Tanto per cominciare noi siamo totalmente estranei a questo modo di cantare, essendo venuti da una cultura da centro sociale. Secondo me il fatto sta in una sbagliata interpretazione della bibbia (come spesso accade per i testi religiosi). Quello che dicono è di certo deplorevole, ed è frutto forse dell’ignoranza, ma dobbiamo cercare anche di capire cosa, a loro, è stato fatto dai bianchi quando venivano schiavizzati e deportati. Io molti li ho conosciuti e sai cosa ti rispondono in merito a questo? “Questo è scritto nella bibbia!!! “. Considera anche che in Jamaica l’omofobia è reato punito con il carcere, questo ci fa capire molto ben come sia radicato questo problema in Jamaica. Noi come Reagge.it insieme a Maria Carla Gullotta di SoS Jamaica, abbiamo raccolto delle firme per una petizione che convincesse la sig.ra Simpson ex primo ministro jamaicano, ad abrogare la legge sull’omofobia.
Cambiamo argomento. Il tuo strain preferito?
Eh eh eh! bè io sono un po’ antico e delle vecchie varietà la prima skunkona che ho assaggiato a 18 anni la prima volta ad Amsterdam non si scorda mai.

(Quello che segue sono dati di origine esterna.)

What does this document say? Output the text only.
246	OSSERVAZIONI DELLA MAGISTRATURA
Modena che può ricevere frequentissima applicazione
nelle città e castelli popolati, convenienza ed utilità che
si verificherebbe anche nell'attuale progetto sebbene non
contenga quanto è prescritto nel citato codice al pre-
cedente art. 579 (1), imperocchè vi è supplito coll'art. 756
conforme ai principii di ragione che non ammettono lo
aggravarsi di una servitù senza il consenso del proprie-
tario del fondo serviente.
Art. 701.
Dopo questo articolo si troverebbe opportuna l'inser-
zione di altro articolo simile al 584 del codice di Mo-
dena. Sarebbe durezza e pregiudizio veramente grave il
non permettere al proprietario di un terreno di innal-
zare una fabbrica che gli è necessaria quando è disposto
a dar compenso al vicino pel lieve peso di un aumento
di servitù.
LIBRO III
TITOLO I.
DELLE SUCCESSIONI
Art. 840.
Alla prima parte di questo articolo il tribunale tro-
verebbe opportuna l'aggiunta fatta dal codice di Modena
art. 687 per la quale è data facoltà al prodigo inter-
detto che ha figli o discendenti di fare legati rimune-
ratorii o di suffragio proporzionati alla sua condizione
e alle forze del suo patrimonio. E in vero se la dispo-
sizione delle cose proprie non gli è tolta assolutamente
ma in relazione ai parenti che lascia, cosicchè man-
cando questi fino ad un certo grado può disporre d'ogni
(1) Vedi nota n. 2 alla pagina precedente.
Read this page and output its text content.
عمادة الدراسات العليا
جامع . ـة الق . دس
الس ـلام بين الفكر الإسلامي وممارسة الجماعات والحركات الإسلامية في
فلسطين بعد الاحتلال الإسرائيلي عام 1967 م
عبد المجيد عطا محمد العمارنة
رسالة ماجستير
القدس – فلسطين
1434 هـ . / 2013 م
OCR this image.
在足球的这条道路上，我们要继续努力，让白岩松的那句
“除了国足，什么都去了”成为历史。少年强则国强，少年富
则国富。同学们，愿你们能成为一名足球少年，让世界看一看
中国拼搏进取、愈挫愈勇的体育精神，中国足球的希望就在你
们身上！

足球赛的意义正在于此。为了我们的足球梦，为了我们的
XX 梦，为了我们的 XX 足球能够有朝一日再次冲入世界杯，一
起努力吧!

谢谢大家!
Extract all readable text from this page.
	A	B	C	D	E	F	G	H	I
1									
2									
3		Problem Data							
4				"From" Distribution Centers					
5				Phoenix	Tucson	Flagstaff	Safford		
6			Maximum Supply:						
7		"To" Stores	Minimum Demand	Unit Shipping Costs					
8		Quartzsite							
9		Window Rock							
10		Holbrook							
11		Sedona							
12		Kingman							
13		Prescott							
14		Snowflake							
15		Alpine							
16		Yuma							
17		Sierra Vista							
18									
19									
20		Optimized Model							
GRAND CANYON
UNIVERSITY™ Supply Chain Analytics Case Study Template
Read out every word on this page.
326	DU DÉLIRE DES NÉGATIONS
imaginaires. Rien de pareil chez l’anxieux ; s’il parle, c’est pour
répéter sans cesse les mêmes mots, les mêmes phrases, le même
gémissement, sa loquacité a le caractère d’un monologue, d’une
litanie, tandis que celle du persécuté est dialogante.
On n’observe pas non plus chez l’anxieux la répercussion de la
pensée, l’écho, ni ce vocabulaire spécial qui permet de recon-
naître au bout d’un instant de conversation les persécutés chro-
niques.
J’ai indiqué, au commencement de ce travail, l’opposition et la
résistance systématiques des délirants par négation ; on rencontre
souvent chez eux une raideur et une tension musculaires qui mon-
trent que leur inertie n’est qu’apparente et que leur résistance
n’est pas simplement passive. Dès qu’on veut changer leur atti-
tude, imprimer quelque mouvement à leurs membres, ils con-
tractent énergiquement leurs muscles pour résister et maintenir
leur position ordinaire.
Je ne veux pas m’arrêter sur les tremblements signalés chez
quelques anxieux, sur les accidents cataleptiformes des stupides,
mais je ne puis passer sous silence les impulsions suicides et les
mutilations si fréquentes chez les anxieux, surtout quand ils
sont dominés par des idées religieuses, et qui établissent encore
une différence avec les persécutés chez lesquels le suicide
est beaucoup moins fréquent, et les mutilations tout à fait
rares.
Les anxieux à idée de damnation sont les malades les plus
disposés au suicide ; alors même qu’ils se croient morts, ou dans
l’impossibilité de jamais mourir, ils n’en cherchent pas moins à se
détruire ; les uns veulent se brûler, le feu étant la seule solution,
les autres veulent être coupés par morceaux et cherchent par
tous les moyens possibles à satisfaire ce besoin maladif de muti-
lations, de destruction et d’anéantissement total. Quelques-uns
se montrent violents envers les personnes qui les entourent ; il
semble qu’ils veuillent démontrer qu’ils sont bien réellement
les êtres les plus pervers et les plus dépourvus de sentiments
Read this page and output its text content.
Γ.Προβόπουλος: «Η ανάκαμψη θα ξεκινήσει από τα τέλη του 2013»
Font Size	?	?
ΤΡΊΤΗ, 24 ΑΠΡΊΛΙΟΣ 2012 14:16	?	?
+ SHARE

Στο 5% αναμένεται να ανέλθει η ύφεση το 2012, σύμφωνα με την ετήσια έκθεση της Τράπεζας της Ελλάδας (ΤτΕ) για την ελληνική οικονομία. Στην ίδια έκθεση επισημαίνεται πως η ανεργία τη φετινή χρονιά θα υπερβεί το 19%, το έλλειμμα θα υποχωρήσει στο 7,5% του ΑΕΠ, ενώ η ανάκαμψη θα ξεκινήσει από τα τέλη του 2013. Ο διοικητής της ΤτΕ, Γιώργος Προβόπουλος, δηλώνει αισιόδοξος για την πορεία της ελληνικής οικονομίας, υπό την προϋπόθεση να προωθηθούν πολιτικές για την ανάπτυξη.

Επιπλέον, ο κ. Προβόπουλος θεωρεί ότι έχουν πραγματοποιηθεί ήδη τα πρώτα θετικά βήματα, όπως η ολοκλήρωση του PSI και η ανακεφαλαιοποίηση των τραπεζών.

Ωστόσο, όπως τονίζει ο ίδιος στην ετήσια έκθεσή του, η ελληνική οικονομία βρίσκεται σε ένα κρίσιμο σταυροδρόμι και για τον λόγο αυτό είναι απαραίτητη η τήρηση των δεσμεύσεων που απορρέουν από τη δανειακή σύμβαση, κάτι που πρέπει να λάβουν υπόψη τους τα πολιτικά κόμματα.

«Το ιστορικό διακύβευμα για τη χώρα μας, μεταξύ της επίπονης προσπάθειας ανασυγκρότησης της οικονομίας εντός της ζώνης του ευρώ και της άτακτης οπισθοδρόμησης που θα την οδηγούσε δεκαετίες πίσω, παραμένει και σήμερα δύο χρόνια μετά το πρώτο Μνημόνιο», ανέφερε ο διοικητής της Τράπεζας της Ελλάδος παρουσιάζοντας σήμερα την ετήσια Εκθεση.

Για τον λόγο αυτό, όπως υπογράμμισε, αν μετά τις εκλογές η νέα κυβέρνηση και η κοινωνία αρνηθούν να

Delle nuove vado pazzo per Ak 47 e Kali Mist.
Concludendo vuoi dire qualcosa ai lettori di Dolce vita?
Prima di tutto devo farvi i complimenti perché è una rivista che leggo, supporto e mi piace molto. soprattutto le rubriche Psichedeliche e di coltivazione; Poi che dire ai ragazzi, sarà per il mio inguaribile ottimismo, anche se adesso dobbiamo tenere duro questa pianta possiede troppe ricchezze e presto qualcuno se ne accorgerà.